Some of you might scoff at your Comcast or Time Warner Cable reps when they ask if you want to bundle your internet with a home phone service. "Why do I need a landline when I have this?" you wonder, chuckling into your smartphone.
But Google is betting on the landline.
Google just introduced Fiber Phone, a home phone service plan complementing its high-speed internet and TV offerings.
"And while mobile phones have pushed us toward the future, home phone service is still important to many families," Google Fiber product manager John Shriver-Blake said in a blog post. "Landlines can be familiar, reliable and provide high-quality service, but the technology hasn't always kept up."
Why is Google really betting on the landline? Likely to compete with local broadband companies. But it also marks Google's recognition that home phone services aren't dead. In fact, they are alive, well and necessary in many households.
According to a National Health Interview Survey conducted January to June 2014 by the Centers for Disease Control and Prevention, these households include adults living in poverty and are most often found in the Midwest, South and West.
Google Fiber's rollout isn't kickstarting in large metropolitan areas and trickling out to the rest of the country. In fact, it's finding its foothold in smaller ponds, rolling out the high-speed services in Atlanta; Austin, Texas; Charlotte, North Carolina; Kansas City; Nashville, Tennessee; Provo, Utah; Raleigh-Durham, North Carolina; Salt Lake City; and San Antonio, Texas — regions, as noted by the CDC survey, that are more likely than the Northeast to adopt a home phone service.

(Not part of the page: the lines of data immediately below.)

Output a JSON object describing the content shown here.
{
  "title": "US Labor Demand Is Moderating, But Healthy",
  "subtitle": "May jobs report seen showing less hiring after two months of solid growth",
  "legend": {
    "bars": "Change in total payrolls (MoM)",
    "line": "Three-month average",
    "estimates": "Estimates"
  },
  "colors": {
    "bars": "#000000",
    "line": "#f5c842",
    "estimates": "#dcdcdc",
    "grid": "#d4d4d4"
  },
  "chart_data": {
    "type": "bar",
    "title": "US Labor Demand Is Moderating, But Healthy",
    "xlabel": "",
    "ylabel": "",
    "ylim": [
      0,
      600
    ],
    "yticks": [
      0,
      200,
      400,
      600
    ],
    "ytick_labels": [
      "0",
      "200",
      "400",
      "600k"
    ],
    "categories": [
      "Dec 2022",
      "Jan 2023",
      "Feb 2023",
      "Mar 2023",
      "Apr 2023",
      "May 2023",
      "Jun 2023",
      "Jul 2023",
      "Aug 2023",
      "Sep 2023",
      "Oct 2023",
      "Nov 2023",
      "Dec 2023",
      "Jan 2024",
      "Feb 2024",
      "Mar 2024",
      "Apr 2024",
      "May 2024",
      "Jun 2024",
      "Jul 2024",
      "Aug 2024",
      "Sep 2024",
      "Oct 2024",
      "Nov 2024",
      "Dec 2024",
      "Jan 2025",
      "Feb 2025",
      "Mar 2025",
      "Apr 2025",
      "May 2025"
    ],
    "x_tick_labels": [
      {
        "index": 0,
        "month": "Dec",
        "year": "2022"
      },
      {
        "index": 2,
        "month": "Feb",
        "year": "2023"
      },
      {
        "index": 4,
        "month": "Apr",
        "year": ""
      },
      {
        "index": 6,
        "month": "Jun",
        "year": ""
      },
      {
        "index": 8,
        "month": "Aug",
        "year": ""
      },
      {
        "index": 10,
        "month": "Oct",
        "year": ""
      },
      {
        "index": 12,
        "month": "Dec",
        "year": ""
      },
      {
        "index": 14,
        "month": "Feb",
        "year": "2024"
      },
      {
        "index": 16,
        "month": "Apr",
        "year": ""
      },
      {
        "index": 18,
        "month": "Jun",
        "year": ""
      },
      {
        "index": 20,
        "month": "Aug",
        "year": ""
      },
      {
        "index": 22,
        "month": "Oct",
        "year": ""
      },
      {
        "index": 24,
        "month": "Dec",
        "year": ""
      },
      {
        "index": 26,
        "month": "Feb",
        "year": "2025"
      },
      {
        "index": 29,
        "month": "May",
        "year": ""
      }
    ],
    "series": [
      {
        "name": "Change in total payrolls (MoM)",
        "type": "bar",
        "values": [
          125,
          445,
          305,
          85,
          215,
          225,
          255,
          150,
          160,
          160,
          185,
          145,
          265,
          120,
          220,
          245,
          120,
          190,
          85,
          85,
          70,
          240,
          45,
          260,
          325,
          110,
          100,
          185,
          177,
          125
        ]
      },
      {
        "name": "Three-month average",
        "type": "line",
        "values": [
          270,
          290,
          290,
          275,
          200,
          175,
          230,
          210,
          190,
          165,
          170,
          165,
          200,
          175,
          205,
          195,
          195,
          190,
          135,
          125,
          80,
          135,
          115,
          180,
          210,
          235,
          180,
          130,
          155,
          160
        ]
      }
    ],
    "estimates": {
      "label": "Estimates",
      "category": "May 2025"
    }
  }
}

Beyond economical and regional influences on the importance of the landline, the Federal Communications Commission states that "about 70% of 911 calls are placed from wireless phones, and that percentage is growing." It goes on to state that the ability to call 911 "is one of the main reasons" many Americans own a wireless phone.
The ability to call 911 "is one of the main reasons" many Americans own a wireless phone.
For households still reliant on a home phone service, Google hopes Fiber Phone will modernize what is often viewed as an antiquated experience. For $10 a month, users get unlimited calls and nationwide calling along with the capability to ring your mobile device on the go and transcribe voicemail to a text or email.
Would you like to add panic to that bundle, Comcast?